Here is another reason to stay calm about the threat of terrorism in the United States: the potential health risks of fear may outweigh it. People with a sustained fear of terrorism may have a higher risk of heart ailments, according to a study that was published in the Archives of General Psychiatry in early 2008. The study, which took data from 2,700 Americans whose health was already being tracked for a separate study before September 11, 2001, queried subjects about their fear of terrorism for several years following the attacks.
As reported by John Tierney in the New York Times:
... the most fearful people were three to five times more likely than the rest to receive diagnoses of new cardiovascular ailments. Almost all the people in the study lived outside New York or Washington and didn’t know any victims of the Sept. 11 attacks. But more than a 10th of them reported acute stress symptoms (like insomnia or nightmares) right after the attacks, and over the next three years more than 40 percent said they kept worrying about a terrorist attack affecting themselves or a family member.

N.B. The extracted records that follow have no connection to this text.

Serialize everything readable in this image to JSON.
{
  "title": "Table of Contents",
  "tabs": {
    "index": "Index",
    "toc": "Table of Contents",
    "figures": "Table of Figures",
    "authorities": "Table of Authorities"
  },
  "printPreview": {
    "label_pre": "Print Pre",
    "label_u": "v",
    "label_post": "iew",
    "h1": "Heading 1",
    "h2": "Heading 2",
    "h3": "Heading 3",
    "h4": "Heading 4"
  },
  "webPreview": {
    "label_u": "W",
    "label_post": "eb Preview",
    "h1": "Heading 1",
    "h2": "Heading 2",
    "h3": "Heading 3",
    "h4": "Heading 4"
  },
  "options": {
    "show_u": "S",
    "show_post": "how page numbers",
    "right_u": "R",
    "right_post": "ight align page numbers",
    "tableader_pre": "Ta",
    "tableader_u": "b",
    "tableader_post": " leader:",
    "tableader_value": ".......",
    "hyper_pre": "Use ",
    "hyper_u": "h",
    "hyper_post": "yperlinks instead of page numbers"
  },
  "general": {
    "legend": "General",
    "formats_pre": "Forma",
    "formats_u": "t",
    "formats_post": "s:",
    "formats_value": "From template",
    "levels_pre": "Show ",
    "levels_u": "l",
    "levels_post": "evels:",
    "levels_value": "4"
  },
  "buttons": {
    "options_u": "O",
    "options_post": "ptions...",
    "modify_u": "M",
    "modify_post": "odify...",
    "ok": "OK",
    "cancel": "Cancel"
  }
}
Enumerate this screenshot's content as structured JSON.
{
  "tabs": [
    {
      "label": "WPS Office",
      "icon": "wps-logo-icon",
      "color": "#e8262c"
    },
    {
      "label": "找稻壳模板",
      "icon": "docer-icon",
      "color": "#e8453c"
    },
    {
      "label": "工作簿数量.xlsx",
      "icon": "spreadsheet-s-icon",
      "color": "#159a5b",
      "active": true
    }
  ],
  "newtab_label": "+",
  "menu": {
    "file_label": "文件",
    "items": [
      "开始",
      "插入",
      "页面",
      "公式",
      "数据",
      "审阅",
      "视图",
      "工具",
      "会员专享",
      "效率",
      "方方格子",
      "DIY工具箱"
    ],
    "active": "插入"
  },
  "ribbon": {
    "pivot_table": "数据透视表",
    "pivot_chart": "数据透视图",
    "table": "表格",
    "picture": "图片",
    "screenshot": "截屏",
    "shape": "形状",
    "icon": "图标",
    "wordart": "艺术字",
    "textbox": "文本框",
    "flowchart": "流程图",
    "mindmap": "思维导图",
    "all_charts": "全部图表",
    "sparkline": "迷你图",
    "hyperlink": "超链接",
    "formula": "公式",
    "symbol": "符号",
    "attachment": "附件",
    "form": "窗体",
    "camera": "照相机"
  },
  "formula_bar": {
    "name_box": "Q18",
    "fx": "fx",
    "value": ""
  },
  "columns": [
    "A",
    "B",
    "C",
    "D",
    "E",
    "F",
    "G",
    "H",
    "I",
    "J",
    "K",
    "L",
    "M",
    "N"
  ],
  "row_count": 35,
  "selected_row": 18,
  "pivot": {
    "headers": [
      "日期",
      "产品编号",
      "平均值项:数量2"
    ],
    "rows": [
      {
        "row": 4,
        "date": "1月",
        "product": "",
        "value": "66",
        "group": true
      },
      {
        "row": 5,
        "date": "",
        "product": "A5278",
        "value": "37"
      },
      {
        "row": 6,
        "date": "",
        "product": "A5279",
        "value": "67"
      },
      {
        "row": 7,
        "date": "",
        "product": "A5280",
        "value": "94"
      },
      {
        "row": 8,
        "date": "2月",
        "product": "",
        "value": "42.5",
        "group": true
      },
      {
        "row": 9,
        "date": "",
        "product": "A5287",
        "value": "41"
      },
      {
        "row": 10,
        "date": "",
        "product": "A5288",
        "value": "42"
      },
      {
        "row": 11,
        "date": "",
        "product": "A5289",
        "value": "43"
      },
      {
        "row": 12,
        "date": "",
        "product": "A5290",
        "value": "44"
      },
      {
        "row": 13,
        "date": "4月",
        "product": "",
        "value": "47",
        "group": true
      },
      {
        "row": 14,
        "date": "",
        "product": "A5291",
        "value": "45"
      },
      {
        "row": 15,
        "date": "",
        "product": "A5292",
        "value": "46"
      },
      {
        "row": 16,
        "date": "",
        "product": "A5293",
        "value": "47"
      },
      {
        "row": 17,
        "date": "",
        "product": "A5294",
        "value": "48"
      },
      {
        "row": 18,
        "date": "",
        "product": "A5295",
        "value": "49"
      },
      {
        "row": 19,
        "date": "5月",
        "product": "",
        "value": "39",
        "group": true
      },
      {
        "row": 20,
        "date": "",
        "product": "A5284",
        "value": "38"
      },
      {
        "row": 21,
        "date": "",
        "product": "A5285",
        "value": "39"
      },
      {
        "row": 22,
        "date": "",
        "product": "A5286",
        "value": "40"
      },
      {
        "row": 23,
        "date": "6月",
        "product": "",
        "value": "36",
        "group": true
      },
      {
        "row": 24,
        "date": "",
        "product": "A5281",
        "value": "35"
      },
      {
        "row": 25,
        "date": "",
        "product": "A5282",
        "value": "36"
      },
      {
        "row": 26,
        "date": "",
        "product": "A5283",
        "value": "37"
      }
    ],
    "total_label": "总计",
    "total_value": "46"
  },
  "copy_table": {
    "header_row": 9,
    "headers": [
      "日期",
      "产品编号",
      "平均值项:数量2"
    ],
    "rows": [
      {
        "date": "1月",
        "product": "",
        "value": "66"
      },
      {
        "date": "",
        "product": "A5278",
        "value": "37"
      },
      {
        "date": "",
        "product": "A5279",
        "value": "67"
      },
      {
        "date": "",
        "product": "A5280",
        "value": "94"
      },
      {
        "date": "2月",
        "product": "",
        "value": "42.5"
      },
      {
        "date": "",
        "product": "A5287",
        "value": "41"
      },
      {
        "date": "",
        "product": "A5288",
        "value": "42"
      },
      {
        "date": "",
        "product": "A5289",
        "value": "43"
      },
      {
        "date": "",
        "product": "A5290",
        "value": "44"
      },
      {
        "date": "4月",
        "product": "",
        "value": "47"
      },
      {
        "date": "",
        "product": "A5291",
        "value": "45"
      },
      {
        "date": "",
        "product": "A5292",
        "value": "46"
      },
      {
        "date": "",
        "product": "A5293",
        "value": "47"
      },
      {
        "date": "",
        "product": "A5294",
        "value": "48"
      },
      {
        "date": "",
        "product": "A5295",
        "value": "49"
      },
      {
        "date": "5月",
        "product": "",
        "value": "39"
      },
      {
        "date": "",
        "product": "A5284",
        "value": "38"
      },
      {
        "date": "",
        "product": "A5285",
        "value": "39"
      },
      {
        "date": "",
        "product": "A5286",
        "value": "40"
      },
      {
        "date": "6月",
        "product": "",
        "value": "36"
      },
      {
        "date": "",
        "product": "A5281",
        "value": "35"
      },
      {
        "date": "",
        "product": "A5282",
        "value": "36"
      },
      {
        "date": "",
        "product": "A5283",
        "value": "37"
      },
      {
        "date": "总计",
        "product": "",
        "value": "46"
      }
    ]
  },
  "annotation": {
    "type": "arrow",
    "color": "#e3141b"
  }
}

Threat Alerts and other Signals May Encourage Fear
The lead researchers in the study conjecture that threat alerts and other signals that remind us of a terrorism threat may contribute to maintaining our fear, thus helping cause not only stress but significant physical ailments. Authorities may send some of these signals unwittingly. Tierney cites a New York City campaign that asks subway riders to "say something" if they "see something suspicious." The signs netted 1,944 calls in a year, a number that New York City trumpeted in subsequent public announcements on the subways. But, as Tierney notes, "the ads neglected to mention the number of terrorists arrested as a result of the tips: zero."
Similarly, the authors of the study suggested that high threat levels that reminded people of the original attacks may contribute to negative physical as well as psychological effects.